Ну что вам рассказать про ежедневную смерть? Каждый день начиналась пальба. Обычно рано утром. Но укропы и ночной тьмой не брезговали. Ночью палили вслепую, и страдал город. Батареи АТО стояли в Песках и в Авдеевке, а мы отвечали ударом на удар. Вы думаете, только мы одни ютились в развалинах аэропорта? Были и еще отряды. Все прятались, кто где мог – по землянкам, по окопам, по подсобкам с дырявыми крышами, в исклеванном снарядами универмаге. Первый обстрел, что я пережил, был самый страшный. Дубасили отчаянно, жестоко и долго. Мы дождались паузы и долбанули. Воздух можно было резать на куски, такой плотный гул стоял, закладывал уши. Мы знали, командир сказал: укры скрываются в ямах, как крысы. "На то они и укры, укрываются, секи!" Ходили легенды, что они выкопали там целые подземные города. Но это, понятно, были всего лишь военные сказки. На поверхность из-под земли вылезали минометчики, снайперы и корректировщики, ну, кто направлял удары артиллерии. Каждый день кого-то убивали. Хоть одного, да убивали. Бывало два, три, четыре трупа. "У вас двухсотые есть?!" – орали нам ополченцы, что прятались за бетонной оградой. "Нет! А у вас есть?!" Вымазанный сажей, с мордой негра, ополченец показывал три пальца. Настал день, когда вместо "нет!" наш командир крикнул: "Да!" И показал – два пальца. Вроде как на рок-концерте: виктория, победа.
До победы было палкой не добросить. Слишком быстро я понял, что эта война – из затяжных, из бесконечных. Из тех, что гаснут вшивой свечкой, опьяняются лживым перемирием, притворяются мертвыми и вспыхивают снова, да так, что горят небеса и земля. Баба-земля больше не читала вирши у костра. Она еле успевала таскать раненых в автобус, чтобы их увозили в госпиталь в Донецк, а когда автобус не мог пробраться к аэропорту под огнем, сама перевязывала истекающих кровью. Мы-то себя ополченцами не чувствовали: мы себя чувствовали почему-то солдатами.
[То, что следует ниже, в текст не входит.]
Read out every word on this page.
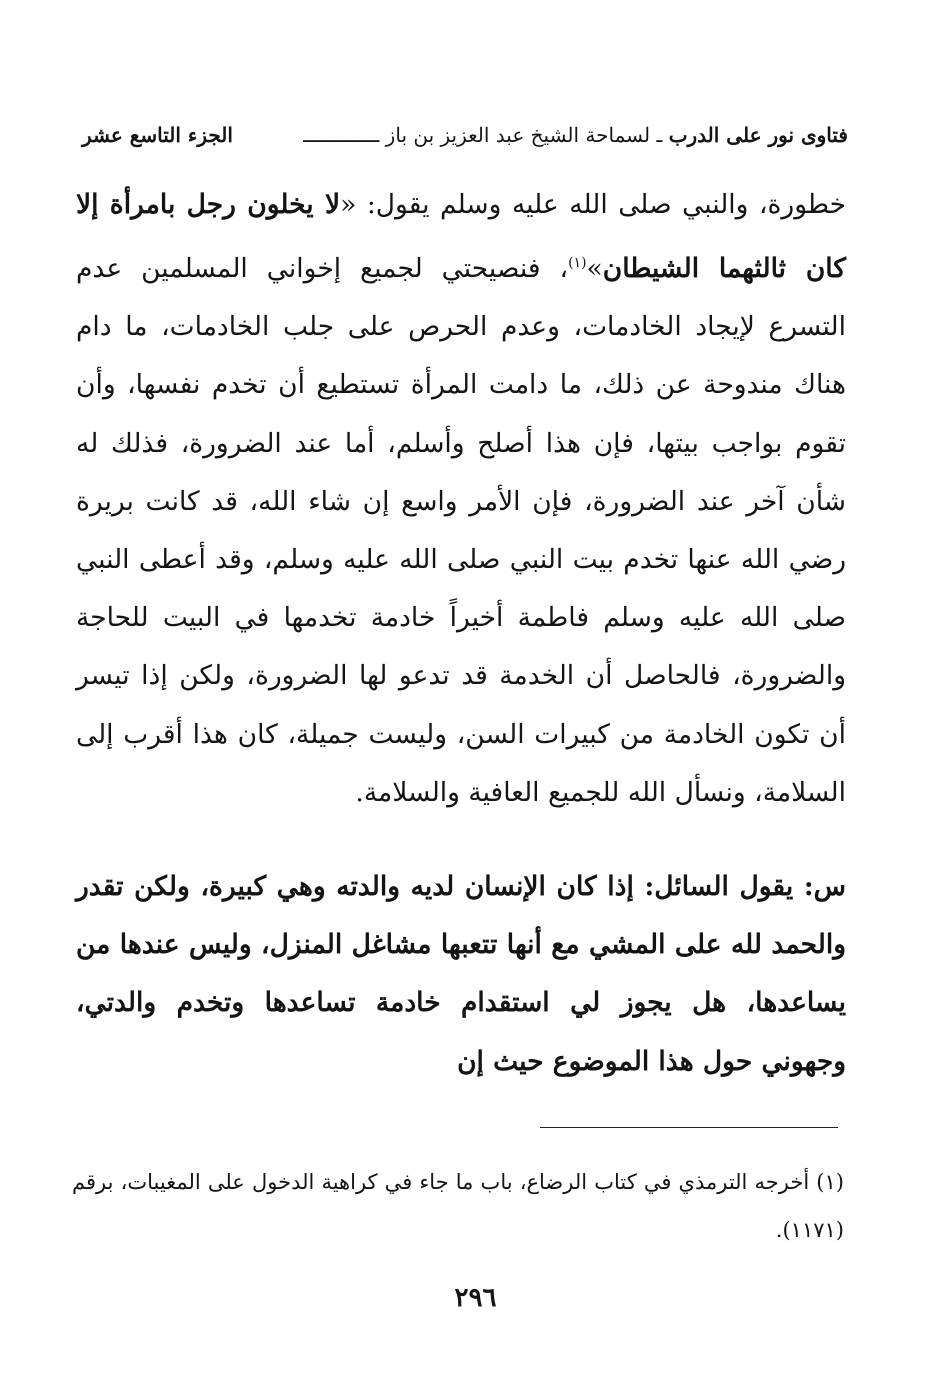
فتاوى نور على الدرب ـ لسماحة الشيخ عبد العزيز بن باز ـــــــــــــ
الجزء التاسع عشر
خطورة، والنبي صلى الله عليه وسلم يقول: «لا يخلون رجل بامرأة إلا كان ثالثهما الشيطان»$^{(١)}$، فنصيحتي لجميع إخواني المسلمين عدم التسرع لإيجاد الخادمات، وعدم الحرص على جلب الخادمات، ما دام هناك مندوحة عن ذلك، ما دامت المرأة تستطيع أن تخدم نفسها، وأن تقوم بواجب بيتها، فإن هذا أصلح وأسلم، أما عند الضرورة، فذلك له شأن آخر عند الضرورة، فإن الأمر واسع إن شاء الله، قد كانت بريرة رضي الله عنها تخدم بيت النبي صلى الله عليه وسلم، وقد أعطى النبي صلى الله عليه وسلم فاطمة أخيراً خادمة تخدمها في البيت للحاجة والضرورة، فالحاصل أن الخدمة قد تدعو لها الضرورة، ولكن إذا تيسر أن تكون الخادمة من كبيرات السن، وليست جميلة، كان هذا أقرب إلى السلامة، ونسأل الله للجميع العافية والسلامة.
س: يقول السائل: إذا كان الإنسان لديه والدته وهي كبيرة، ولكن تقدر والحمد لله على المشي مع أنها تتعبها مشاغل المنزل، وليس عندها من يساعدها، هل يجوز لي استقدام خادمة تساعدها وتخدم والدتي، وجهوني حول هذا الموضوع حيث إن
(١) أخرجه الترمذي في كتاب الرضاع، باب ما جاء في كراهية الدخول على المغيبات، برقم (١١٧١).
٢٩٦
И будто за нами – армия. Это чувство было сильнее нас, сильнее меня. Но я ощущал, как в этих полях, среди этих терриконов шевелятся под землей кости тех, кто сражался здесь целую жизнь назад – наших дедов. Я про своих дедов ничего не знал, ни крошечки; может, мой дед, отец отца, тут где-то лежал, скошенный пулей немца, или отец матери, которой у меня не было, говорили мне в призрачных, лютых ночах, рея над моей голой головой в тонких, как кисея, снах, что земля Донбасса в боях с фашистом так была полита кровью, что из нее по весне прорастали не стебли, а штыки. Они тут лежат, солдаты, они отдали жизни. Знали, за что. А мы знаем? Да, убеждал я себя, и мы тоже знаем. За то, чтобы здесь можно было свободно говорить по-русски и сделать свое свободное государство. Чертова свобода! Опять она. Мы хотели революции – а вот тут она случилась, и что получилось? Хохлы на Майдане хотели свободы, а получили огонь и кровь. Русские на Украине захотели свободы, и получили кровь и огонь. Свобода, как оказалось, слишком дорого стоила. А наши жизни – тьфу, дешевка. Судьба индейка, а жизнь копейка, приговаривал отец, сам, на старой табуретке, в тесной нашей кухне, старой, может быть, еще военной дратвой тачая сапоги. Чтобы самому починить, в мастерскую не отдавать и деньги не тратить. Убитый мной, гадом ползучим, мой отец.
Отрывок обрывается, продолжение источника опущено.